Emerging models: The last few years have seen the rapid development of crowdsourcing, and to some extent crowdfunding, in life sciences. We found a great deal of early promise and excitement, including among established companies, as well as a plethora of models. Skilled set-up, thoughtful marketing and the judicious use of financial rewards are all important, but it was acknowledged, even by those directly involved, that we still understand little about the motivations of those contributing (whether ideas or money). Further research on this topic could greatly increase the impact of these developments. Looking beyond the sector, we see initiatives to create IP exchanges and auctions, patent pools and clearinghouses, and these are beginning to make an impact in life sciences. More facile databases and artificial intelligence are likely to accelerate this trend, so that less and less knowledge is hidden from the rest of the field.
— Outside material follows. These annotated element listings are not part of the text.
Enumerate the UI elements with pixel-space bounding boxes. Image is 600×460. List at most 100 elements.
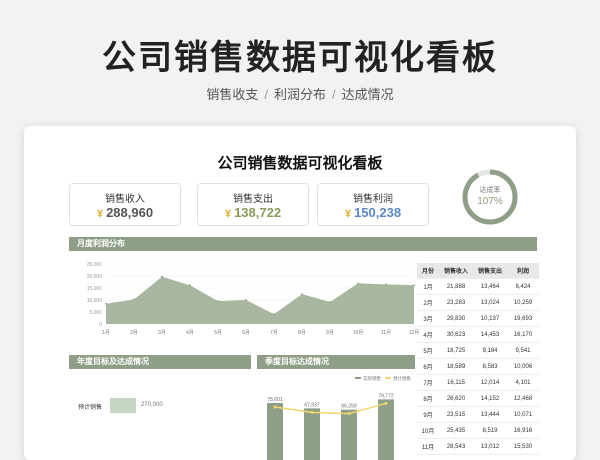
table-cell: 18,589 [446,363,466,370]
kpi-revenue-label: 销售收入 [105,194,145,205]
kpi-profit-number: 150,238 [354,205,402,220]
annual-target-bar [110,398,136,413]
column-header: 月份 [421,269,434,275]
table-cell: 14,453 [480,331,500,338]
table-cell: 10,071 [513,411,533,418]
target-point [273,405,277,409]
subtitle-separator: / [332,87,336,102]
table-cell: 9月 [423,413,433,419]
x-tick-label: 8月 [298,330,306,336]
dashboard-card: 公司销售数据可视化看板 销售收入 ¥288,960 销售支出 ¥138,722 … [24,126,576,460]
x-tick-label: 9月 [326,330,334,336]
table-cell: 8,424 [515,283,531,290]
data-point [329,301,331,303]
bar-value-label: 75,001 [267,397,283,403]
data-point [357,282,359,285]
bar-value-label: 66,259 [341,404,357,410]
quarter-bar [378,399,394,460]
y-tick-label: 25,000 [87,262,103,268]
data-point [385,283,387,286]
table-cell: 6月 [423,365,433,371]
y-tick-label: 10,000 [87,298,103,304]
legend-swatch [385,377,391,379]
table-cell: 28,543 [446,443,466,450]
table-cell: 4,101 [515,379,531,386]
area-series [106,276,414,324]
table-cell: 13,444 [480,411,500,418]
coin-icon: ¥ [96,208,104,220]
data-point [133,298,135,301]
table-row: 11月 28,543 13,012 15,530 [417,439,539,455]
table-cell: 8,519 [482,427,498,434]
subtitle-part-3: 达成情况 [341,87,394,102]
column-header: 销售收入 [443,269,468,275]
table-cell: 16,170 [513,331,533,338]
table-header: 月份 销售收入 销售支出 利润 [417,263,539,279]
table-cell: 16,916 [513,427,533,434]
y-tick-label: 15,000 [87,286,103,292]
x-tick-label: 2月 [130,330,138,336]
target-line [274,402,387,415]
data-point [217,300,219,302]
hero-subtitle: 销售收支 / 利润分布 / 达成情况 [0,84,600,103]
kpi-expense: 销售支出 ¥138,722 [197,183,309,226]
table-row: 9月 23,515 13,444 10,071 [417,407,539,423]
table-cell: 3月 [423,317,433,323]
data-point [273,313,275,315]
table-row: 2月 23,283 13,024 10,259 [417,295,539,311]
table-cell: 29,830 [446,315,466,322]
table-cell: 10月 [421,429,435,435]
x-tick-label: 4月 [186,330,194,336]
table-cell: 8,583 [482,363,498,370]
kpi-profit-value: ¥150,238 [318,205,428,220]
data-point [189,284,191,286]
bar-value-label: 67,937 [304,402,320,408]
data-point [301,293,303,295]
monthly-table: 月份 销售收入 销售支出 利润 1月 21,888 13,464 8,424 2月 23,283 1… [417,263,539,455]
annual-target-value: 270,000 [141,402,163,408]
hero-title: 公司销售数据可视化看板 [102,39,498,77]
table-row: 1月 21,888 13,464 8,424 [417,279,539,295]
table-cell: 11月 [421,445,435,451]
table-cell: 13,012 [480,443,500,450]
table-cell: 19,693 [513,315,533,322]
annual-target-label: 预计销售 [78,405,103,411]
kpi-revenue-value: ¥288,960 [70,205,180,220]
table-cell: 9,184 [482,347,498,354]
kpi-profit: 销售利润 ¥150,238 [317,183,429,226]
table-cell: 13,024 [480,299,500,306]
achievement-value: 107% [477,196,503,207]
table-row: 7月 16,115 12,014 4,101 [417,375,539,391]
table-cell: 26,620 [446,395,466,402]
subtitle-separator: / [264,87,268,102]
column-header: 销售支出 [477,269,502,275]
table-cell: 10,259 [513,299,533,306]
table-cell: 7月 [423,381,433,387]
table-cell: 9,541 [515,347,531,354]
section-quarterly-header: 季度目标达成情况 [257,355,415,369]
table-cell: 16,115 [447,379,465,386]
kpi-expense-number: 138,722 [234,205,282,220]
table-cell: 25,435 [446,427,466,434]
table-cell: 15,530 [513,443,533,450]
table-cell: 14,152 [480,395,500,402]
table-cell: 5月 [423,349,433,355]
y-tick-label: 0 [99,322,102,328]
target-point [347,412,351,416]
table-cell: 1月 [423,285,433,291]
table-cell: 8月 [423,397,433,403]
quarter-bar [304,408,320,460]
quarterly-chart: 实际销售 预计销售 75,001 67,937 66,259 79,772 [267,375,411,460]
section-monthly-header: 月度利润分布 [69,237,537,251]
table-cell: 10,137 [480,315,500,322]
kpi-expense-label: 销售支出 [233,194,273,205]
target-point [310,410,314,414]
kpi-expense-value: ¥138,722 [198,205,308,220]
data-point [105,302,107,305]
table-cell: 13,464 [480,283,500,290]
data-point [161,275,163,278]
table-cell: 12,014 [480,379,500,386]
table-cell: 23,515 [446,411,466,418]
bar-value-label: 79,772 [378,393,394,399]
table-cell: 12,468 [513,395,533,402]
Tool kit: We have created a tool kit (Appendix 1) to answer two questions for practitioners: should we take an open innovation path to address our problem, and, if so, how should we structure the collaboration? We hope that our step-by-step approach to confront the key questions at the outset will improve the chances of future open initiatives succeeding. Future ecosystem: We are moving towards a more open world, which organisations must engage in in order to survive. The traditional linear, in-house R&D model is being abandoned and is being replaced by a dynamic network of partnerships. The boundary of what is being conducted in an ‘open’ fashion is being pushed towards later stages in the development pipeline, and there is also a greater focus on open source and open access approaches to knowledge sharing. Open innovation is beginning to have a major impact on both discovery and development; we predict that this will extend to the critical third step of securing beneficial patient outcomes. The outline of the radically different, and very intriguing, life sciences ‘ecosystem’ of the future is beginning to appear.